Because people come from different backgrounds, have different life experiences and different perspectives. We all vary in age, religion, culture, heritage and overall lifestyle. Some of us are messy, some of us are tidy. Some of us are homebodies and some of us want to travel the world. Some of us have big families, some of us have small families.
It’s all of these things and so much more that determines true compatibility.
Ask me how excited I am for The Golden Bachelor to begin this month. I’m biting my nails with anticipation. Twenty lovely ladies will rival for the heart of the humble, down-to-earth Gerry. He’s 71, widowed and opening his heart again.
I have no doubt in my mind that drama will ensue. I can’t wait to see how “mature” these women are.
Maturity is just another competition. After all, maturity is something that means different things to different people.
To me, all this proves is beauty is in the eye of the beholder and wealth is subjective. What is the foundation for all of it? Values.
Values are where people make true connections.
Consider the Maybes
Online dating platforms make it easy for us to scroll through profiles of many people at a time. It’s natural to start with some criteria so that we can make the requisite right or left swipe. How does your criteria balance out for you?
This is my advice: Consider the maybes.
In some cases, you will come across a profile that is a definite spark to your interest and then there are some that are definite, not no way, not no how. There will also be some who are somewhere in the middle. When you find yourself in the middle, give it a chance and see what happens. You might end up meeting someone great. Even if you don’t, you are meeting someone interesting – if you open up your curious mind.
Dating is fun if you let it be. Even on so-called bad dates.
I’ve been on lots of first dates, and I can honestly say that none of them were unbearable. At least not for an hour over coffee. Never once did I sneak out the bathroom window.
One time, I found myself on a date with with a repairman/contractor. Pretty early on I could tell I was not feeling the romance vibe (as well was he). However, during our conversation he encouraged me to install new flooring in my home all by myself. I don’t consider myself handy, and the thought of taking on a project like that was quite daunting. But, he told me about snap together vinyl flooring and that surely I could do it myself.
Guess what! I did! To this day, it’s one of the projects I am most proud of. And it all happened because I went on a date with a dude.
It happened because I’m a curious person and I enjoy conversations with people. I did not leave the date feeling discouraged. I did not think to myself (in a negative tone), this guy failed the dating interview. It just was what it was, a none-connection.
When you sign up for online dating you are no different than the next person out there. At the core, you are a single person looking for a romantic connection, just like everyone else.
A lot of you will judge other people for being single even though you yourself are also. It’s natural because we all feel a pull toward a right or wrong, good versus bad.
My way is okay but your way isn’t. The reason I’m single is ok, but your reason is not.
However, open your hearts up to more OKS. This doesn’t mean going against your values or disarming your boundaries.
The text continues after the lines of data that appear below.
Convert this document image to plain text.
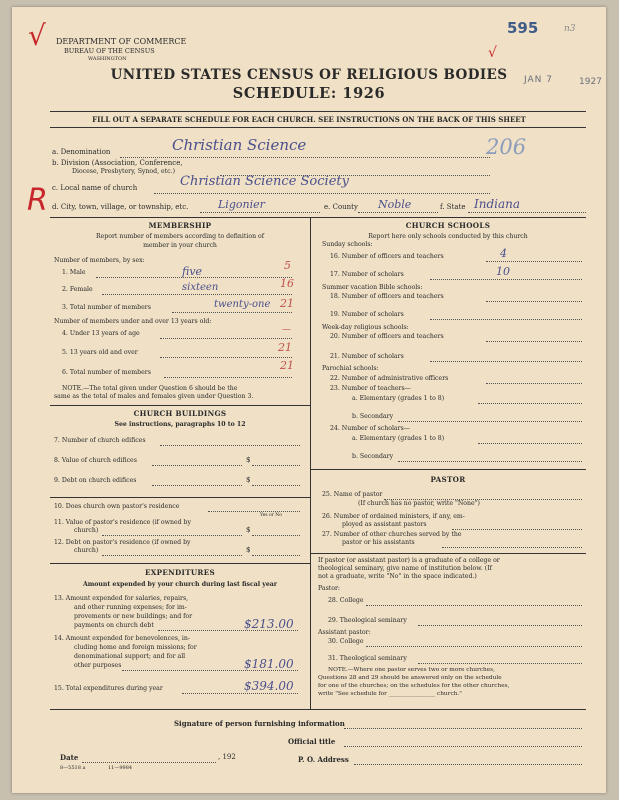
595	n3
√
√
DEPARTMENT OF COMMERCE
BUREAU OF THE CENSUS
WASHINGTON
JAN 7	1927
UNITED STATES CENSUS OF RELIGIOUS BODIES
SCHEDULE: 1926
FILL OUT A SEPARATE SCHEDULE FOR EACH CHURCH. SEE INSTRUCTIONS ON THE BACK OF THIS SHEET
a. Denomination	Christian Science	206
b. Division (Association, Conference,
Diocese, Presbytery, Synod, etc.)
c. Local name of church	Christian Science Society
R d. City, town, village, or township, etc.	Ligonier	e. County Noble	f. State Indiana
MEMBERSHIP
Report number of members according to definition of
member in your church
Number of members, by sex:
1. Male	five	5
2. Female	sixteen	16
3. Total number of members	twenty-one 21
Number of members under and over 13 years old:
4. Under 13 years of age	—
5. 13 years old and over	21
6. Total number of members
21
NOTE.—The total given under Question 6 should be the
same as the total of males and females given under Question 3.
CHURCH BUILDINGS
See instructions, paragraphs 10 to 12
7. Number of church edifices
8. Value of church edifices	$
9. Debt on church edifices	$
10. Does church own pastor's residence
Yes or No
11. Value of pastor's residence (if owned by
church)	$
12. Debt on pastor's residence (if owned by
church)	$
EXPENDITURES
Amount expended by your church during last fiscal year
13. Amount expended for salaries, repairs,
and other running expenses; for im-
provements or new buildings; and for
payments on church debt	$213.00
14. Amount expended for benevolences, in-
cluding home and foreign missions; for
denominational support; and for all
other purposes	$181.00
15. Total expenditures during year	$394.00
CHURCH SCHOOLS
Report here only schools conducted by this church
Sunday schools:
16. Number of officers and teachers	4
17. Number of scholars	10
Summer vacation Bible schools:
18. Number of officers and teachers
19. Number of scholars
Week-day religious schools:
20. Number of officers and teachers
21. Number of scholars
Parochial schools:
22. Number of administrative officers
23. Number of teachers—
a. Elementary (grades 1 to 8)
b. Secondary
24. Number of scholars—
a. Elementary (grades 1 to 8)
b. Secondary
PASTOR
25. Name of pastor
(If church has no pastor, write "None")
26. Number of ordained ministers, if any, em-
ployed as assistant pastors
27. Number of other churches served by the
pastor or his assistants
If pastor (or assistant pastor) is a graduate of a college or
theological seminary, give name of institution below. (If
not a graduate, write "No" in the space indicated.)
Pastor:
28. College
29. Theological seminary
Assistant pastor:
30. College
31. Theological seminary
NOTE.—Where one pastor serves two or more churches,
Questions 28 and 29 should be answered only on the schedule
for one of the churches; on the schedules for the other churches,
write "See schedule for ________________ church."
Signature of person furnishing information
Official title
Date	, 192	P. O. Address
8—5518 a	11—9984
It means, opening yourself up to possibilities, considering people and seeing how they fit within the framework of your values.
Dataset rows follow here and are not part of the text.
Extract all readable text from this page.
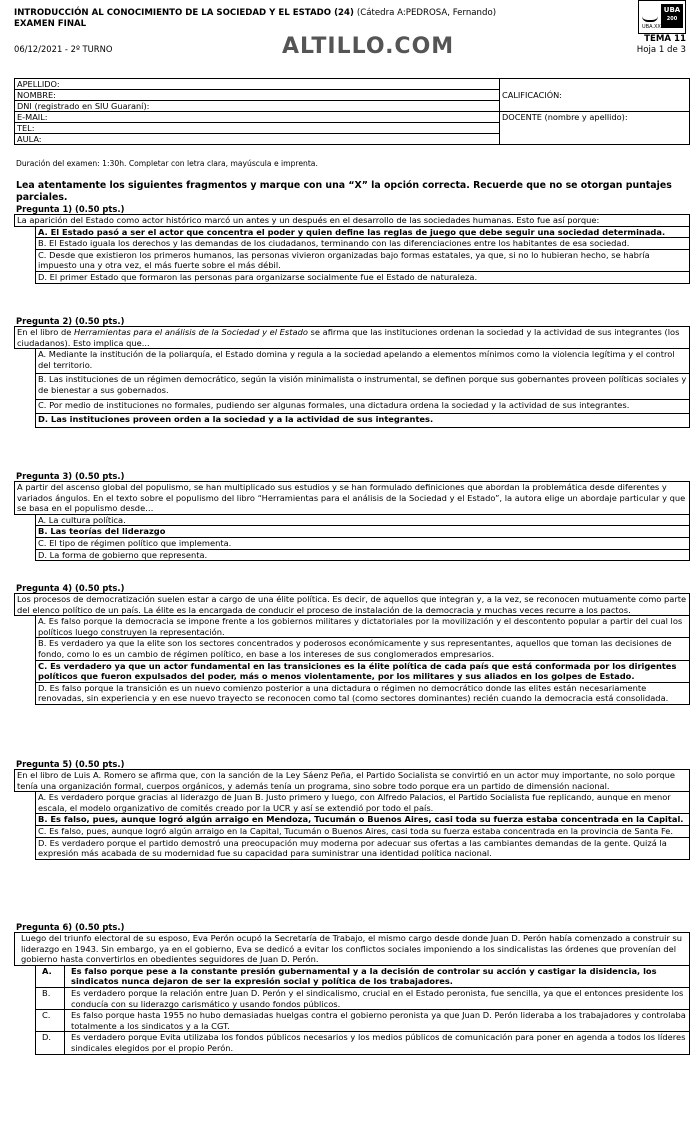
INTRODUCCIÓN AL CONOCIMIENTO DE LA SOCIEDAD Y EL ESTADO (24) (Cátedra A:PEDROSA, Fernando)
EXAMEN FINAL
06/12/2021 - 2º TURNO	ALTILLO.COM
UBA
200
UBA.XXI
TEMA 11
Hoja 1 de 3
APELLIDO:	CALIFICACIÓN:
NOMBRE:	
DNI (registrado en SIU Guaraní):	
E-MAIL:	DOCENTE (nombre y apellido):
TEL:	
AULA:	
Duración del examen: 1:30h. Completar con letra clara, mayúscula e imprenta.
Lea atentamente los siguientes fragmentos y marque con una “X” la opción correcta. Recuerde que no se otorgan puntajes parciales.
Pregunta 1) (0.50 pts.)
La aparición del Estado como actor histórico marcó un antes y un después en el desarrollo de las sociedades humanas. Esto fue así porque:
A. El Estado pasó a ser el actor que concentra el poder y quien define las reglas de juego que debe seguir una sociedad determinada.
B. El Estado iguala los derechos y las demandas de los ciudadanos, terminando con las diferenciaciones entre los habitantes de esa sociedad.
C. Desde que existieron los primeros humanos, las personas vivieron organizadas bajo formas estatales, ya que, si no lo hubieran hecho, se habría impuesto una y otra vez, el más fuerte sobre el más débil.
D. El primer Estado que formaron las personas para organizarse socialmente fue el Estado de naturaleza.
Pregunta 2) (0.50 pts.)
En el libro de Herramientas para el análisis de la Sociedad y el Estado se afirma que las instituciones ordenan la sociedad y la actividad de sus integrantes (los ciudadanos). Esto implica que...
A. Mediante la institución de la poliarquía, el Estado domina y regula a la sociedad apelando a elementos mínimos como la violencia legítima y el control del territorio.
B. Las instituciones de un régimen democrático, según la visión minimalista o instrumental, se definen porque sus gobernantes proveen políticas sociales y de bienestar a sus gobernados.
C. Por medio de instituciones no formales, pudiendo ser algunas formales, una dictadura ordena la sociedad y la actividad de sus integrantes.
D. Las instituciones proveen orden a la sociedad y a la actividad de sus integrantes.
Pregunta 3) (0.50 pts.)
A partir del ascenso global del populismo, se han multiplicado sus estudios y se han formulado definiciones que abordan la problemática desde diferentes y variados ángulos. En el texto sobre el populismo del libro “Herramientas para el análisis de la Sociedad y el Estado”, la autora elige un abordaje particular y que se basa en el populismo desde…
A. La cultura política.
B. Las teorías del liderazgo
C. El tipo de régimen político que implementa.
D. La forma de gobierno que representa.
Pregunta 4) (0.50 pts.)
Los procesos de democratización suelen estar a cargo de una élite política. Es decir, de aquellos que integran y, a la vez, se reconocen mutuamente como parte del elenco político de un país. La élite es la encargada de conducir el proceso de instalación de la democracia y muchas veces recurre a los pactos.
A. Es falso porque la democracia se impone frente a los gobiernos militares y dictatoriales por la movilización y el descontento popular a partir del cual los políticos luego construyen la representación.
B. Es verdadero ya que la elite son los sectores concentrados y poderosos económicamente y sus representantes, aquellos que toman las decisiones de fondo, como lo es un cambio de régimen político, en base a los intereses de sus conglomerados empresarios.
C. Es verdadero ya que un actor fundamental en las transiciones es la élite política de cada país que está conformada por los dirigentes políticos que fueron expulsados del poder, más o menos violentamente, por los militares y sus aliados en los golpes de Estado.
D. Es falso porque la transición es un nuevo comienzo posterior a una dictadura o régimen no democrático donde las elites están necesariamente renovadas, sin experiencia y en ese nuevo trayecto se reconocen como tal (como sectores dominantes) recién cuando la democracia está consolidada.
Pregunta 5) (0.50 pts.)
En el libro de Luis A. Romero se afirma que, con la sanción de la Ley Sáenz Peña, el Partido Socialista se convirtió en un actor muy importante, no solo porque tenía una organización formal, cuerpos orgánicos, y además tenía un programa, sino sobre todo porque era un partido de dimensión nacional.
A. Es verdadero porque gracias al liderazgo de Juan B. Justo primero y luego, con Alfredo Palacios, el Partido Socialista fue replicando, aunque en menor escala, el modelo organizativo de comités creado por la UCR y así se extendió por todo el país.
B. Es falso, pues, aunque logró algún arraigo en Mendoza, Tucumán o Buenos Aires, casi toda su fuerza estaba concentrada en la Capital.
C. Es falso, pues, aunque logró algún arraigo en la Capital, Tucumán o Buenos Aires, casi toda su fuerza estaba concentrada en la provincia de Santa Fe.
D. Es verdadero porque el partido demostró una preocupación muy moderna por adecuar sus ofertas a las cambiantes demandas de la gente. Quizá la expresión más acabada de su modernidad fue su capacidad para suministrar una identidad política nacional.
Pregunta 6) (0.50 pts.)
Luego del triunfo electoral de su esposo, Eva Perón ocupó la Secretaría de Trabajo, el mismo cargo desde donde Juan D. Perón había comenzado a construir su liderazgo en 1943. Sin embargo, ya en el gobierno, Eva se dedicó a evitar los conflictos sociales imponiendo a los sindicalistas las órdenes que provenían del gobierno hasta convertirlos en obedientes seguidores de Juan D. Perón.
A.	Es falso porque pese a la constante presión gubernamental y a la decisión de controlar su acción y castigar la disidencia, los sindicatos nunca dejaron de ser la expresión social y política de los trabajadores.
B.	Es verdadero porque la relación entre Juan D. Perón y el sindicalismo, crucial en el Estado peronista, fue sencilla, ya que el entonces presidente los conducía con su liderazgo carismático y usando fondos públicos.
C.	Es falso porque hasta 1955 no hubo demasiadas huelgas contra el gobierno peronista ya que Juan D. Perón lideraba a los trabajadores y controlaba totalmente a los sindicatos y a la CGT.
D.	Es verdadero porque Evita utilizaba los fondos públicos necesarios y los medios públicos de comunicación para poner en agenda a todos los líderes sindicales elegidos por el propio Perón.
Most of the time, the only way to truly find out is to go out on dates with people. Meet them for coffee, a drink, dinner, etc. Have a conversation.
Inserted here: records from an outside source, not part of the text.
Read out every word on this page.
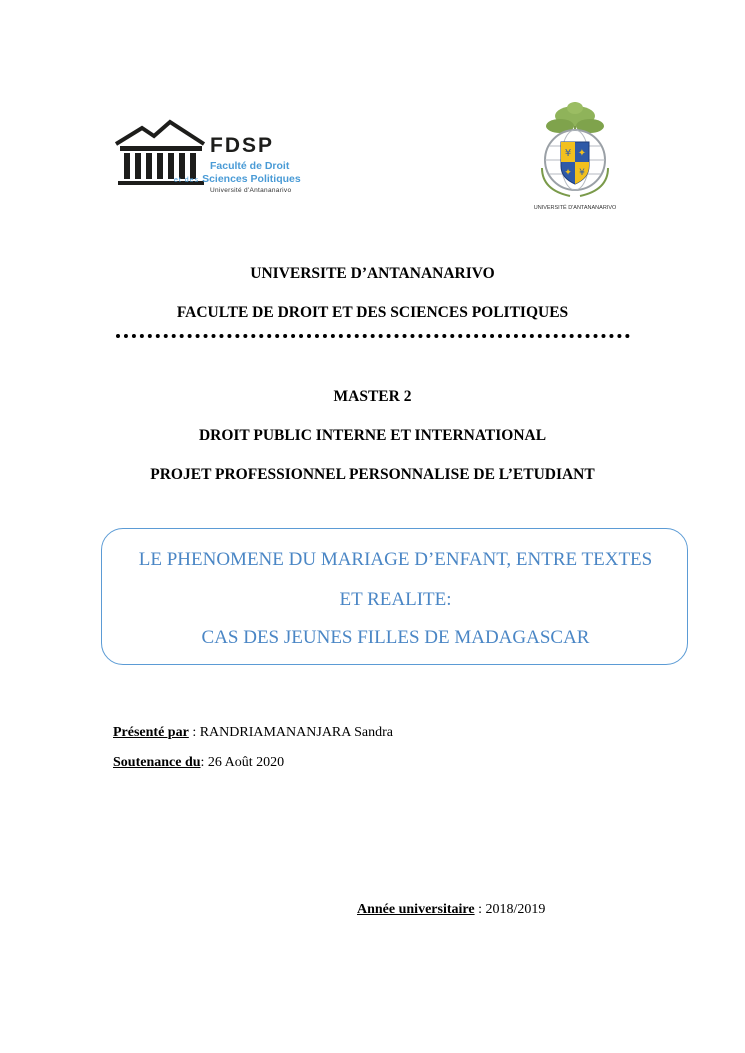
FDSP
Faculté de Droit
et des Sciences Politiques
Université d'Antananarivo
¥ ✦
✦ ¥
UNIVERSITÉ D'ANTANANARIVO
UNIVERSITE D’ANTANANARIVO
FACULTE DE DROIT ET DES SCIENCES POLITIQUES
MASTER 2
DROIT PUBLIC INTERNE ET INTERNATIONAL
PROJET PROFESSIONNEL PERSONNALISE DE L’ETUDIANT
LE PHENOMENE DU MARIAGE D’ENFANT, ENTRE TEXTES
ET REALITE:
CAS DES JEUNES FILLES DE MADAGASCAR
Présenté par : RANDRIAMANANJARA Sandra
Soutenance du: 26 Août 2020
Année universitaire : 2018/2019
If time and money (among other factors) are what limit your exploration then suggest a pre-date phone call or video chat. If someone poo poos your suggestion, well then, you got your answer. You value your time and you value how you spend your dollars. If you are met with resistance then you can decide how to proceed from there.
If you are secure with your values and your boundaries then they will guide you toward what lights you up.
How do I wrap this up? Dating is fun if you let it be. People are interesting.
I’ve written a few posts on who my clients are and who they are looking for (scroll to the bottom for links). I love what I do because I get to meet new people every day, without actually meeting them. Folks from all walks of life. All wonderful people, just like you, looking for love and connection.
Don’t sell yourself short, and recognize where you might be rigid with your search criteria. Think about your true reasons for not going out with someone. Because (initially) you don’t perceive them as good looking enough or wealthy enough? Are fears, judgements and insecurities stopping you?
If you open yourself up to possibilities, if you are more mindful about the reasons for your choices, you might find yourself on a better dating path. And, that path just might, lead you to your perfect person.